Tropical Storm Michael has been making its way through North Carolina. This storm is nipping at our heels and will cross over the Tidewater Region later this evening. Winds are still sustained at 50 MPH as it moves northeast at 24 MPH. The good news is, Michael is moving along quickly..unlike Florence.
We will be dealing with the worst part of this storm from now until 2 AM. Expect steady rain first, then you’ll notice the winds really picking up as we get on the back edge of this departing system. In addition to rain and wind, isolated tornadoes are possible.
We already had two tornado warnings pop up in Suffolk. These will be quick little spin ups, but can cause some damage.
The heaviest rain will be crossing the region through 11 PM.
Based on the track, it still looks like the highest rainfall totals will be north and west of the Metro, especially towards Richmond/Petersburg.
Expected rainfall totals:
Southside – 1″ to 2″
Peninsula – 1.5″ to 2.5″
Middle Peninsula – 2″ to 4″
Eastern Shore – 2″ to 4″
Northern Neck – 3″ to 4″
Outer Banks – 1/2″ to 1″
Inland NC – 1″ to 2″
There could be locally higher amounts depending on some isolated downpours. Flash flooding is still possible.

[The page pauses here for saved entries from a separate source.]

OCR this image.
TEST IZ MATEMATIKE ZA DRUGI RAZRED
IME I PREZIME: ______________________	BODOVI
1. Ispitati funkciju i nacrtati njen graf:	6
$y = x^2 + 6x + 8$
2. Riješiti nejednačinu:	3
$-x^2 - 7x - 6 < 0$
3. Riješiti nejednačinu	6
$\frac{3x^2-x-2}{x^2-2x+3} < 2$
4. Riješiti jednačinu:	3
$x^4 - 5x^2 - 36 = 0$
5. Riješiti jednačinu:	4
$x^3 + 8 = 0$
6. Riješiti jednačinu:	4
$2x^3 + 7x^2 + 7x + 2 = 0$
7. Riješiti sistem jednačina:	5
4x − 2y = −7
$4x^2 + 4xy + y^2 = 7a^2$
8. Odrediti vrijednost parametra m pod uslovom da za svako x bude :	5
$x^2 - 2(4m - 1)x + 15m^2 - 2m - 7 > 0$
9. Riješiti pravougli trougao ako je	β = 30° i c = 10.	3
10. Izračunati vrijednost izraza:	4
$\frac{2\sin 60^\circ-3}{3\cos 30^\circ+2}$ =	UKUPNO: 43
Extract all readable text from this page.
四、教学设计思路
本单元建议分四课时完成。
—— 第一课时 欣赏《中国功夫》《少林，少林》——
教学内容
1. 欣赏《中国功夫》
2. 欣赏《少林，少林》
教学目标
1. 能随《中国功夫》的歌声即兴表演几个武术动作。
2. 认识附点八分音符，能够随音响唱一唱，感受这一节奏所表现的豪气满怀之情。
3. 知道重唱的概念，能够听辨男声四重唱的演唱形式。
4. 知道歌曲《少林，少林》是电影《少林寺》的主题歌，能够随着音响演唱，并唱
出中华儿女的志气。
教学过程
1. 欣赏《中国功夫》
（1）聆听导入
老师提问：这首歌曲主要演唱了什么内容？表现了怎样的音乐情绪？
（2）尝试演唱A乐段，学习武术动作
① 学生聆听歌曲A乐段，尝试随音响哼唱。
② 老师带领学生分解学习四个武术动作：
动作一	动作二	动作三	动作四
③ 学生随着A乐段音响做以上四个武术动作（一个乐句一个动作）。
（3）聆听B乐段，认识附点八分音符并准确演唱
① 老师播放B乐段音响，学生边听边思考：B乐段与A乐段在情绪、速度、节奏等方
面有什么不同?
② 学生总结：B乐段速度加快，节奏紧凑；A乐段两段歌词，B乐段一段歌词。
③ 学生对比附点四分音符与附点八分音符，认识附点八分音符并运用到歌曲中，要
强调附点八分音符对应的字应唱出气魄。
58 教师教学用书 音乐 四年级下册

As I said before, once the steady rain starts to push away, the winds will pick up.
Winds will initially out of the south and southeast, then switch out of the west and northwest as the storm moves away and the cold front pushes through.
Between 11 PM to 2 AM, winds will be sustained between 25 to 35 MPH, gusting to 50 to 60 MPH at times. The highest wind gusts will be closer to the coast where a HIGH WIND WARNING has been issued.
By Friday morning, Michael will be long gone. It’ll still be a little windy to start the day, but then the winds will back off by midday. Expect lots of sunshine with highs in the upper-60s.